The Study Hall statement reads: “These layoffs come less than three months after The Outline laid off two staffers, whom Outline founder Josh Topolsky publicly called ‘under-performing employees,’ before apologizing.”
After sighting the recent influx of funds, it continued: “Instead, it points to a troubling trend: when venture capitalists, which media companies increasingly rely on to survive, demand profit, it is staff writers and freelancers who pay the price.
"There would be no Outline (or any publication) without the labor of the editorial staff who shape it, and it’s disheartening to see management dismiss/toss aside their employees so blatantly. This is why several dozen members of the media worker collective Study Hall will no longer write for The Outline until there are significant changes made at the company.”

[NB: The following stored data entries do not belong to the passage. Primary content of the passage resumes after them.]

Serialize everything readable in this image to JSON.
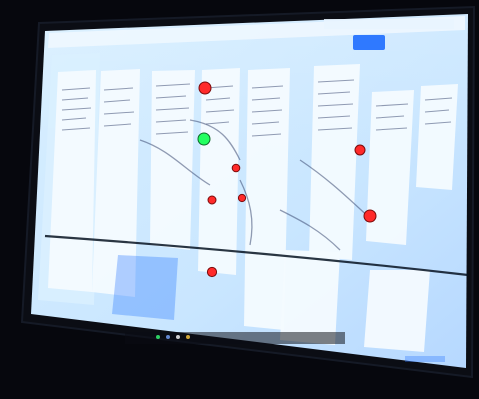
{
  "photo": {
    "subject": "projected-screen",
    "colors": {
      "room": "#06070d",
      "bezel": "#11131a",
      "screen": "#cfe8ff",
      "panel_bg": "#a9cfff",
      "card": "#f4fbff",
      "text_line": "#3c4b72",
      "accent_blue": "#2f79ff",
      "accent_red": "#ff2a2a",
      "accent_green": "#23ff60"
    }
  }
}
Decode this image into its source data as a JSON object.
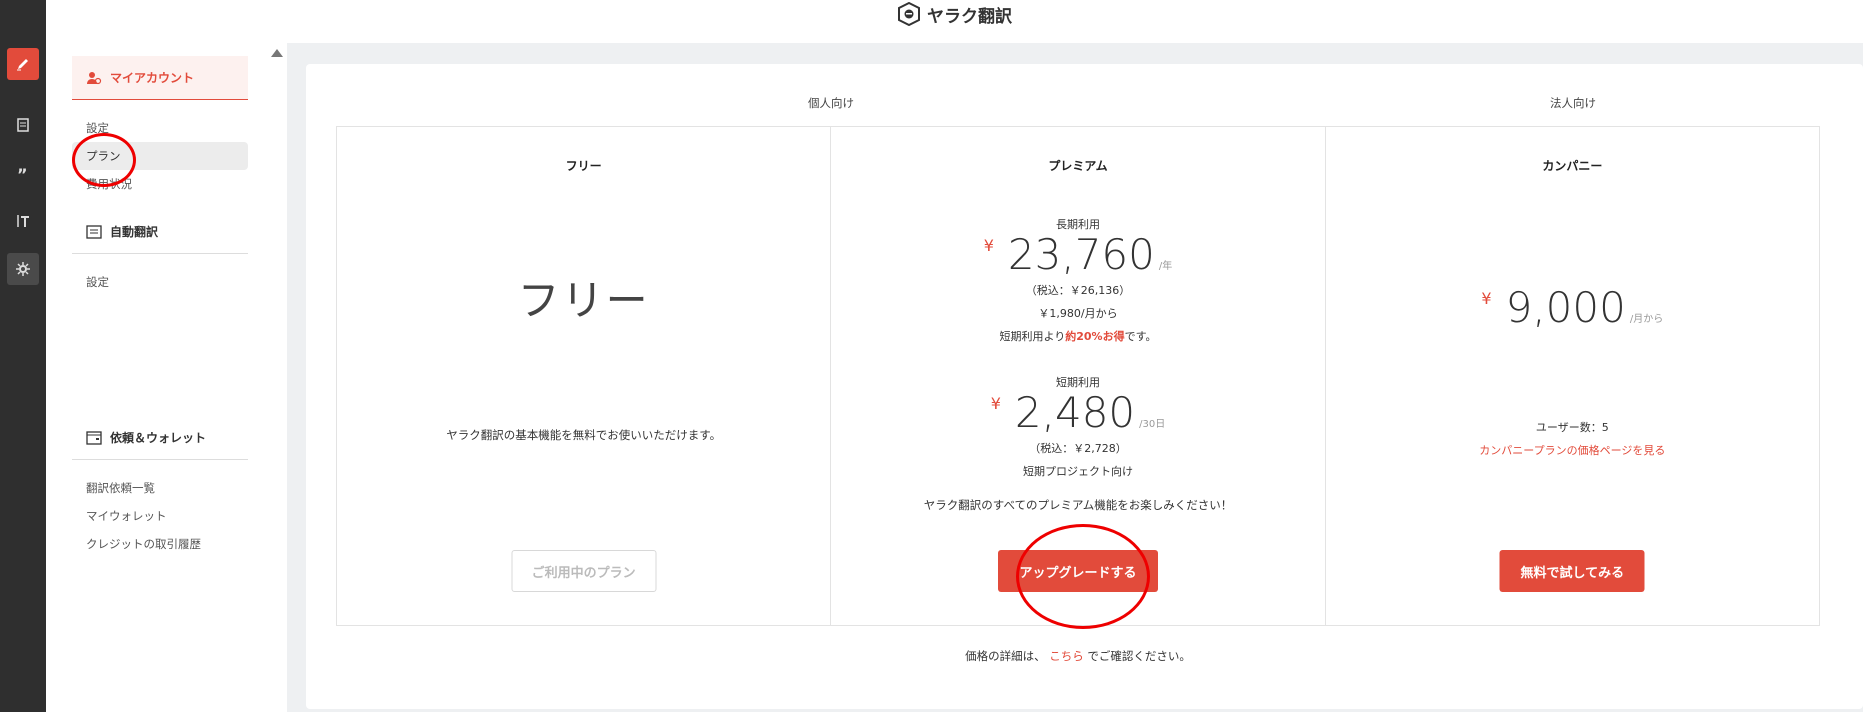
{
  "header": {
    "logo_text": "ヤラク翻訳"
  },
  "sidebar": {
    "sections": [
      {
        "title": "マイアカウント",
        "items": [
          "設定",
          "プラン",
          "費用状況"
        ]
      },
      {
        "title": "自動翻訳",
        "items": [
          "設定"
        ]
      },
      {
        "title": "依頼＆ウォレット",
        "items": [
          "翻訳依頼一覧",
          "マイウォレット",
          "クレジットの取引履歴"
        ]
      }
    ]
  },
  "groups": {
    "individual": "個人向け",
    "corporate": "法人向け"
  },
  "plans": {
    "free": {
      "title": "フリー",
      "big_label": "フリー",
      "description": "ヤラク翻訳の基本機能を無料でお使いいただけます。",
      "button": "ご利用中のプラン"
    },
    "premium": {
      "title": "プレミアム",
      "long_label": "長期利用",
      "long_currency": "¥",
      "long_price": "23,760",
      "long_unit": "/年",
      "long_tax": "（税込：￥26,136）",
      "long_monthly": "￥1,980/月から",
      "long_savings_pre": "短期利用より",
      "long_savings_hl": "約20%お得",
      "long_savings_post": "です。",
      "short_label": "短期利用",
      "short_currency": "¥",
      "short_price": "2,480",
      "short_unit": "/30日",
      "short_tax": "（税込：￥2,728）",
      "short_note": "短期プロジェクト向け",
      "description": "ヤラク翻訳のすべてのプレミアム機能をお楽しみください！",
      "button": "アップグレードする"
    },
    "company": {
      "title": "カンパニー",
      "currency": "¥",
      "price": "9,000",
      "unit": "/月から",
      "users": "ユーザー数：5",
      "link": "カンパニープランの価格ページを見る",
      "button": "無料で試してみる"
    }
  },
  "footer": {
    "pre": "価格の詳細は、",
    "link": "こちら",
    "post": "でご確認ください。"
  },
  "colors": {
    "accent": "#e24b3b",
    "rail": "#2f2f2f"
  }
}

MTV pulled a similar move in 2017, when it let go a swath of its writing staff and steady freelancers after the staff unionized, stating that it was pivoting to video and short-form content.
Just this summer, the music and entertainment brand issued a new call for long-form freelancers who could cover topics such as racism, pop culture, gun violence and politics, those covered by their once strong stable of talent.
The statement from Study Hall summed things up well as it closed:
“To be clear, this is not an issue we have with The Outline alone. Numerous media organizations have recently displayed a dismaying level of disregard for their writers. Yes, media is a volatile industry, and layoffs are a fact of life. But the emergent, vampiric practice of venture capital and hedge funds laying waste to journalism because they believe writers and editors have no power to resist must end.
"If this industry wants its content to come from freelancers, it cannot expect us to roll over to their abuses…”
Signed,115 members of Study Hall, a collective of writers, journalists, and content producers, the likes of which The Outlineand virtually every publication depend upon.”